Web crawlers operate through a repetitive, automated process that mimics human browsing but at a massive scale. Here's a step-by-step breakdown of the typical workflow:

  1. Starting Point (Seed URLs): The crawler begins with a predefined list of starting URLs, called "seeds." These could be popular sites like homepages of major websites. This initial list kickstarts the exploration.

  2. Fetching Content: For each URL in the queue, the crawler sends an HTTP request to download the page's HTML content, images, and other resources. It parses the HTML to understand the page's structure.

  3. Extracting Links: The crawler scans the fetched page for hyperlinks (e.g., <a href> tags) and adds any new, unvisited URLs to its queue. This is often done using regular expressions or HTML parsers to identify valid links.

  4. Indexing and Processing: As it fetches content, the crawler extracts and stores key information like text, metadata (e.g., titles, keywords), and sometimes media. For search engines, this data is indexed into a database for quick retrieval. It may also categorize pages based on topics or relevance.

  5. Recursion and Politeness: The process repeats recursively: the crawler dequeues the next URL, fetches it, and continues. To avoid overwhelming servers, it respects rules like robots.txt files (which tell bots what to crawl or avoid), implements delays between requests, and limits the depth or frequency of visits.

  6. Handling Scale and Challenges: Modern crawlers use distributed systems (e.g., multiple machines) to handle billions of pages. They filter out duplicates, handle redirects, and prioritize URLs based on factors like freshness or importance.

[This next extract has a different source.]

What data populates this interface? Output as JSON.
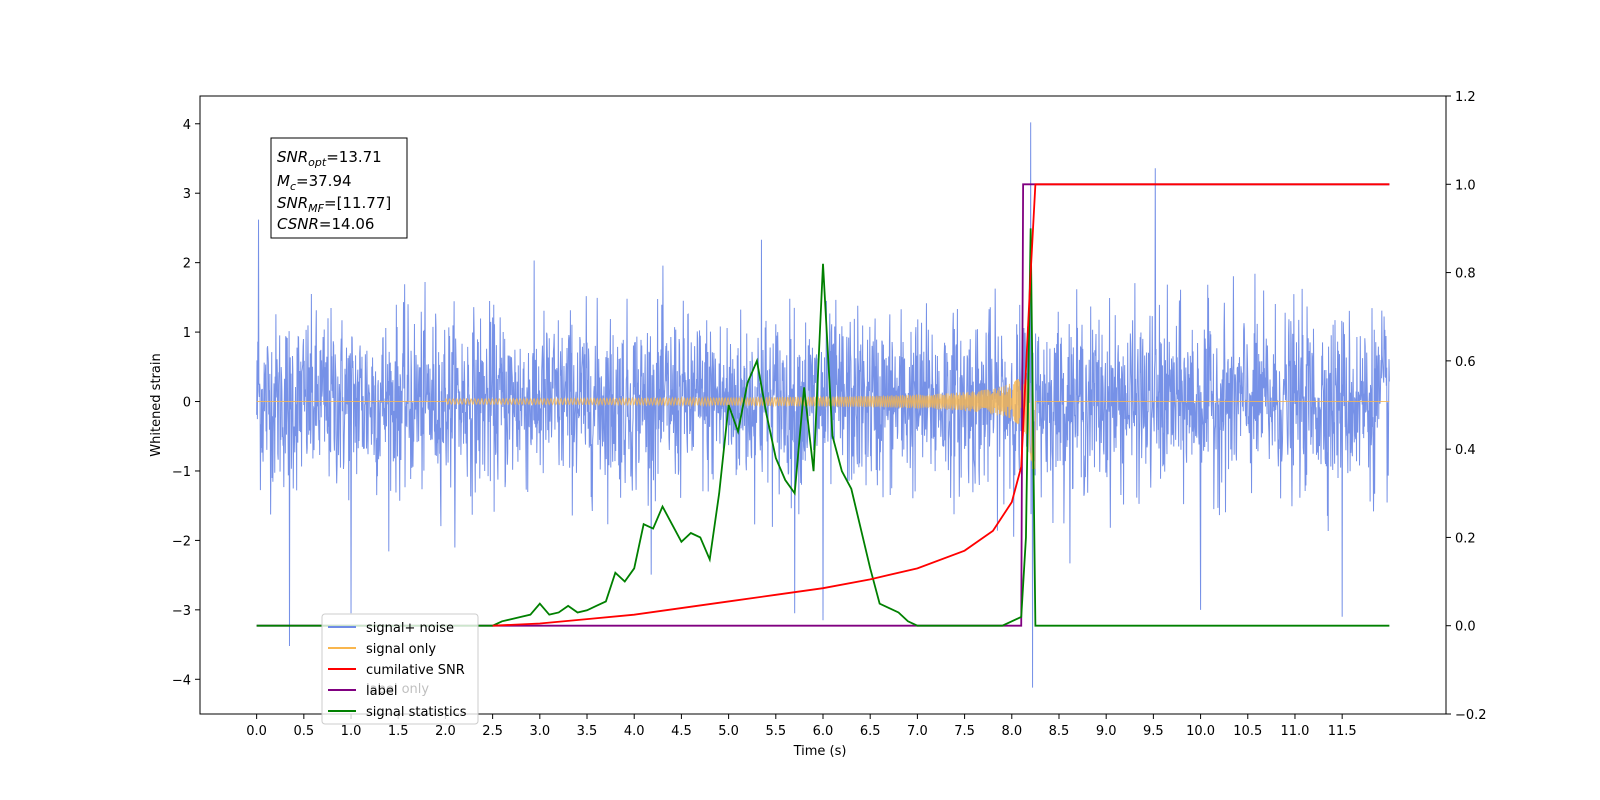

Challenges include dealing with dynamic content (e.g., JavaScript-rendered pages) and avoiding spam or malicious sites.

The Architecture of our tiny web crawler

So according what is a web crawler and how it works, our web crawler will be cons--- by 4 components:

  • URL Queue: handles the URLs, let crawler to adding new URL into it, pop the URL that need to crawl.

  • Crawler: the core component that contains the whole crawl logic, call other component to finish the crawl process.

  • Content Parser: will parse the raw web content into the customized data structure(title, links, etc).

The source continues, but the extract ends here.